System-Propaganda: Hundeattacke soll Morde relativieren – Lügenpresse täglich schlimmer.

 http://www.journalistenwatch.com/2018/01/13/system-propaganda-hundeattacke-soll-morde-relativieren/

Massenhaft Angriffe, Überfälle, Raub, Messerattacken, sexuelle Übergriffe, Vergewaltigungen, Morde und zusätzlich Terroranschläge durch die von der regierenden „Elite“ und ihren Mitläufern geladenen, hofierten und bestens versorgten „Gäste“ mit oder ohne Asyl-Bleiberecht.

Zusätzlich werden die vielen – bekannt gewordenen und immer heftiger werdenden – Angriffe auf Rettungskräfte und Krankenhauspersonal in den Ambulanzen öffentlich so dargestellt, als wäre das ein zu erforschendes Gesellschaftsphänomen und der Mentalität der immer verrohter und gewalttätiger werdenden Deutschen zuzuschieben, ebenso wie die steigende Gewalt an Schulen und auch gegen Polizisten.

Die meisten der grässlichen Taten werden informationstechnisch schlichtweg unterschlagen. Sofern diese dann doch bekannt werden z.B. über Polizeimeldungen und Soziale Medien und auch deshalb die Kritik der Bürger laut wird, erklären die Propaganda-Medien ihre Vertuschungsbemühungen damit, dass in Bezug auf die verübten Straftaten kein regionales, nationales oder internationales Interesse vorläge. Zudem unterlägen ausländische Täter einem besonderen Schutz, den es zu gewährleisten gelte.

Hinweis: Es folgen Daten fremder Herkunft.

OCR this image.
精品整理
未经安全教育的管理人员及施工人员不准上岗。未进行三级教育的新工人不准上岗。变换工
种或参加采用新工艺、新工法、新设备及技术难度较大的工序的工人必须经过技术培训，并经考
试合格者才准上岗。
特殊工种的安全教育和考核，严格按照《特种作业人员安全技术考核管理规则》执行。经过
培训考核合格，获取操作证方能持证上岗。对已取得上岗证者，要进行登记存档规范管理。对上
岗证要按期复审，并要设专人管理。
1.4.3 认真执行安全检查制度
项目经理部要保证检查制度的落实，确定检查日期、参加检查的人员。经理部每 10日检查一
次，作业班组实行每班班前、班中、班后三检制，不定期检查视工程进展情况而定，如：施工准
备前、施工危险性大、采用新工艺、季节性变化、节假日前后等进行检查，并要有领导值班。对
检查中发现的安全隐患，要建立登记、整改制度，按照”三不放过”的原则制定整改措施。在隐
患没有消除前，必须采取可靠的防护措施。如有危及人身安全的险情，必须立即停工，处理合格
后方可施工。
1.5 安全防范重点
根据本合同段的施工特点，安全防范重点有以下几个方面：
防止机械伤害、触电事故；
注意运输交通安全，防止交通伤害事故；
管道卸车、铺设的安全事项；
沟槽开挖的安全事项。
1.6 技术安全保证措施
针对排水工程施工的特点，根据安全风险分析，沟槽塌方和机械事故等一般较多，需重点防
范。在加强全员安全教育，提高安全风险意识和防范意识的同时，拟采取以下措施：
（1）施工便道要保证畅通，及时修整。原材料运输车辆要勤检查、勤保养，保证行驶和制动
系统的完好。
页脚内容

Ganz vorne in der Unterschlagung der Realität stehen die Öffentlich-Rechtlichen. So reagieren die Regime-Propaganda-Medien angesichts der Wut der Bürger – zuletzt wegen des Mordes an der 15-jährigen Mia durch einen afghanischen „Flüchtling“ in Kandel – durch Diffamierung der aufgebrachten Bevölkerung: So werden Kritiker und Trauernde schlichtweg zu Rechtsradikalen erklärt und ihre Kritik nach Maas ’scher Manier als „Hass“ deklariert – ein eigentlich natürliches menschliches Gefühl, das es jedoch zu verfolgen und zu bekämpfen gelte.

Anstatt die Verantwortung für die von ihnen selbst initiierten Gräueltaten und sonstige Gewaltakte zu übernehmen und logisch-richtige Konsequenzen zu ziehen, werden Gewalttaten wie etwa der Mord an der 15-jährigen Mia in Kandel von Regierung, Kartellparteien und System-Medien instrumentalisiert, um gegen kritische Bürger und Oppositionelle zu hetzen. Aufklärer und Kritiker werden an den Pranger gestellt. Man nennt sie „rechte Hetzer“ und ist bemüht, sie auszugrenzen und zu bestrafen. Systemkonform denke und handle nur wer „links wegsieht und schweigt“.